Grill und Garten füreinander öffnen
Denn die 150 Jahre sollen gefeiert werden. «Möglichst breit», sagt Monika Haller. Entsprechend nicht mit nur einem grossen Anlass, sondern mit verschiedenen Veranstaltungen. «Wir haben Ideen gesammelt und setzen nun die besten um.» Eine davon ist das Grill-Hopping. Vom 6. Juli bis am 8. August können Interessierte ihren Garten mit Grill öffnen. Wer kommt, nimmt Geschirr und Grillade selber mit. «Ein gemütliches und unkompliziertes Zusammensein ist das Ziel», sagt Irene Steinhauer. Wie oft das Grillhopping stattfinden wird, ist noch unklar. «Je nachdem, wie viele Leute bereit sind, ihren Garten samt Grill zu öffnen.»

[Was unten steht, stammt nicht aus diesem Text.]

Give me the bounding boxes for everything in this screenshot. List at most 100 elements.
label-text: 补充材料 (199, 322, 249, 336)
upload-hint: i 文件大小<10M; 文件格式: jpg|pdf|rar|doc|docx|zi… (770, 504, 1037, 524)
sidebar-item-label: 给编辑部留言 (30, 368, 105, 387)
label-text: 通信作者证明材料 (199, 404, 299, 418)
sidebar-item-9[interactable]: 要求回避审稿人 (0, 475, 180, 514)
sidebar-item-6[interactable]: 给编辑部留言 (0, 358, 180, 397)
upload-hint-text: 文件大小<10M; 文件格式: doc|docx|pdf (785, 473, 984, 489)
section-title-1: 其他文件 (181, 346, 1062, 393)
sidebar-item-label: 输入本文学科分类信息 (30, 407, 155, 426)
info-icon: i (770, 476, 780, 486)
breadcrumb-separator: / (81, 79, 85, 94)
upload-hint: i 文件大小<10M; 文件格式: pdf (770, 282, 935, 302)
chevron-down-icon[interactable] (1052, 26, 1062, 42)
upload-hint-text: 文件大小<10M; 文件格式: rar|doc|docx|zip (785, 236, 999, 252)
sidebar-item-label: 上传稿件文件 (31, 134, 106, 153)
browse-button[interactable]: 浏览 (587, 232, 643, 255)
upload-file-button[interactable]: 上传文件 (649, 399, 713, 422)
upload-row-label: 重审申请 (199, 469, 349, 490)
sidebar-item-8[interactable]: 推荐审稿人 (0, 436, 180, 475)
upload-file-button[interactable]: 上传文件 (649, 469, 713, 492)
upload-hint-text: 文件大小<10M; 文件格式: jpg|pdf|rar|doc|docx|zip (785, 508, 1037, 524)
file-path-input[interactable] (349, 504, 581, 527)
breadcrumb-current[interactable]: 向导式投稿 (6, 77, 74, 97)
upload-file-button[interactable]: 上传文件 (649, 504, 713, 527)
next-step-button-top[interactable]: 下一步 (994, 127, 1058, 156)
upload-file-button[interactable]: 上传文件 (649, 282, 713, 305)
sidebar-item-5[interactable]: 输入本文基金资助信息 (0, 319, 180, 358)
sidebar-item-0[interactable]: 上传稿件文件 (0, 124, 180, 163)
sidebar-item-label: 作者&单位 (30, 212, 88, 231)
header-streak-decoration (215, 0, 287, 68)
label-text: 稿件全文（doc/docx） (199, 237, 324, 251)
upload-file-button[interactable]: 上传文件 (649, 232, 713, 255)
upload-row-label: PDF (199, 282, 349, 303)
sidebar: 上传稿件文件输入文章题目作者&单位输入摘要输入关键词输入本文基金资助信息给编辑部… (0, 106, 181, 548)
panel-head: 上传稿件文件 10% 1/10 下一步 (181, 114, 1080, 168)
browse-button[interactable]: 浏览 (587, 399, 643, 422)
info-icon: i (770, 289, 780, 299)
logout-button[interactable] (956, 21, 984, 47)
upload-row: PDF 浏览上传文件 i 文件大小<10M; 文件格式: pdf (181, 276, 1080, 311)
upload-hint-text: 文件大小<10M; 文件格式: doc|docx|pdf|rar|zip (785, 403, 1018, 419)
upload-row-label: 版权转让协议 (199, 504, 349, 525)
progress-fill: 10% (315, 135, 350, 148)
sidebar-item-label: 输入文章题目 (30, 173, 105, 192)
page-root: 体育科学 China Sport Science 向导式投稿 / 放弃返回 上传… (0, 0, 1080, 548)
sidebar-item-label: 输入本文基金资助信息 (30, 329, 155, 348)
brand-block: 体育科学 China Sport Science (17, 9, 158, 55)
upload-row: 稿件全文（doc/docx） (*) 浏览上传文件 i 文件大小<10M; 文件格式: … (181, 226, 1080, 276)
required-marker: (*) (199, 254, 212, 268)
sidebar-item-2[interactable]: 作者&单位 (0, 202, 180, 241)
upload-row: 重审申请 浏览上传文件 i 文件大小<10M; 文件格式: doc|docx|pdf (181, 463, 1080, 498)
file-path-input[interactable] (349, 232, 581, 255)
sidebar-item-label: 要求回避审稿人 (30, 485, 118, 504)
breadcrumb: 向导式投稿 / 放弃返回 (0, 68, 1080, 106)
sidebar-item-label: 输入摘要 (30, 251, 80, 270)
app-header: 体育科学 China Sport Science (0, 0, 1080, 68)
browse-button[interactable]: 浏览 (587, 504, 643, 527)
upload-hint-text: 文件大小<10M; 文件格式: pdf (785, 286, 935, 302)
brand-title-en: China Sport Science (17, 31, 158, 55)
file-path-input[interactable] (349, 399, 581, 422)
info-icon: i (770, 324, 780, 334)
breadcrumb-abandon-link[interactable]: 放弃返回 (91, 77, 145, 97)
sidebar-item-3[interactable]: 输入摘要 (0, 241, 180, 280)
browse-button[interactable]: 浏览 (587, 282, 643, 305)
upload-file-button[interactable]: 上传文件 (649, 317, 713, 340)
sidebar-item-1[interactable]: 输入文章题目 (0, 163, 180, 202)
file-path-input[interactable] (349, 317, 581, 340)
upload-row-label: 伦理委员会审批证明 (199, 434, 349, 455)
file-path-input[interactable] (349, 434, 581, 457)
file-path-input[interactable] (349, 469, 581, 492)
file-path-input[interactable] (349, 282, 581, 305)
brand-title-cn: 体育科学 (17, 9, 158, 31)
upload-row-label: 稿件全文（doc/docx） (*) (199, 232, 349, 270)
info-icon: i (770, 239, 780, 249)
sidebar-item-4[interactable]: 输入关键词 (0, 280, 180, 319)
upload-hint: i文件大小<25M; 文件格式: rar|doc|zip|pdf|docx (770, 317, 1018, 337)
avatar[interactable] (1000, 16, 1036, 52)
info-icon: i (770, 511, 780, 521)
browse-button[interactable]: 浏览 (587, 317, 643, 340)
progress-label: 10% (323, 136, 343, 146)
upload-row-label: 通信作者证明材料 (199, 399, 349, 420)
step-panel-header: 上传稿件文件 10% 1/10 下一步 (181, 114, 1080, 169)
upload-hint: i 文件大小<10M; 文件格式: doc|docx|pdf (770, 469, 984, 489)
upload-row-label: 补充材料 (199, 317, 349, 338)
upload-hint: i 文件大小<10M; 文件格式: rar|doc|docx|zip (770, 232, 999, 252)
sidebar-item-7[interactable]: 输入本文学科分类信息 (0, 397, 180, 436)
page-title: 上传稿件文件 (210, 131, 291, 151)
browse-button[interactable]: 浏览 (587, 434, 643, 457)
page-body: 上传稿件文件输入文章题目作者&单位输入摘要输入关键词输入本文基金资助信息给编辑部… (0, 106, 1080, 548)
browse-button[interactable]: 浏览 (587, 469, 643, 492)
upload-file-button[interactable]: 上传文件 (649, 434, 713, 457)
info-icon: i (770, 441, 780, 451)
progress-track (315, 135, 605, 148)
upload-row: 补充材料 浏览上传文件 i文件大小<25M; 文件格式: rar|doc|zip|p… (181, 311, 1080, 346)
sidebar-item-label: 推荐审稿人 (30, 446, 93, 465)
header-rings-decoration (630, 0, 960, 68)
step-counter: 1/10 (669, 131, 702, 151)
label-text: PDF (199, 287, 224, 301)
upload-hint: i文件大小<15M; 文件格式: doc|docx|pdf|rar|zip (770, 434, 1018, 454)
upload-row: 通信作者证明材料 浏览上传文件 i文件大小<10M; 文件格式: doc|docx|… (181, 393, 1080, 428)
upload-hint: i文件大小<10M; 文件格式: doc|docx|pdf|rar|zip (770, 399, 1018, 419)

Am 17. September plant der Verein einen speziellen Rundgang durch Waltenschwil. Christof Burkard nimmt die Mitglieder mit auf die Spuren von Waltenschwiler Frauen. Im Ortsmuseum folgt ein Apéro – samt Stellwänden, die auf die lange Geschichte des Frauenvereins hinweisen. Im Herbst soll im neu entstehenden Pocket-Park der Ortsbürger in der Nähe des Myra zudem ein Jubiläumsbänkli eingeweiht werden.
Lichterweg beim Tierpark in der Vorweihnachtszeit
Ein grosses Highlight folgt dann vom 27. November bis am 13. Dezember. Mit Start beim Talacker-Parkplatz und Ziel beim Waldhaus ist ein Lichterweg geplant. «Wir wollen sichtbarer sein im Dorf und bei der Bevölkerung, speziell bei Familien», fasst es Monika Haller zusammen. Mit dem Jubiläumsprogramm soll genau das passieren. «Was ankommt, planen wir in den Folgejahren weiterzuziehen.» Dabei ist die Projektgruppe mit viel Herzblut und Engagement am Werk. «Wir wollen dem Verein etwas zurückgeben, damit er noch möglichst lange weiterbesteht», sagt Monika Haller. Denn so wie damals, 1876, ist es längst nicht mehr. Es ist nicht mehr die einzige Möglichkeit für Frauen, um aus dem Alltag auszubrechen, sich zu treffen. «Und trotzdem, das Miteinander braucht es nach wie vor.» Irene Steinhauer ergänzt: «Es ist ein Stück Dorfkultur, für die es sich einzusetzen lohnt.»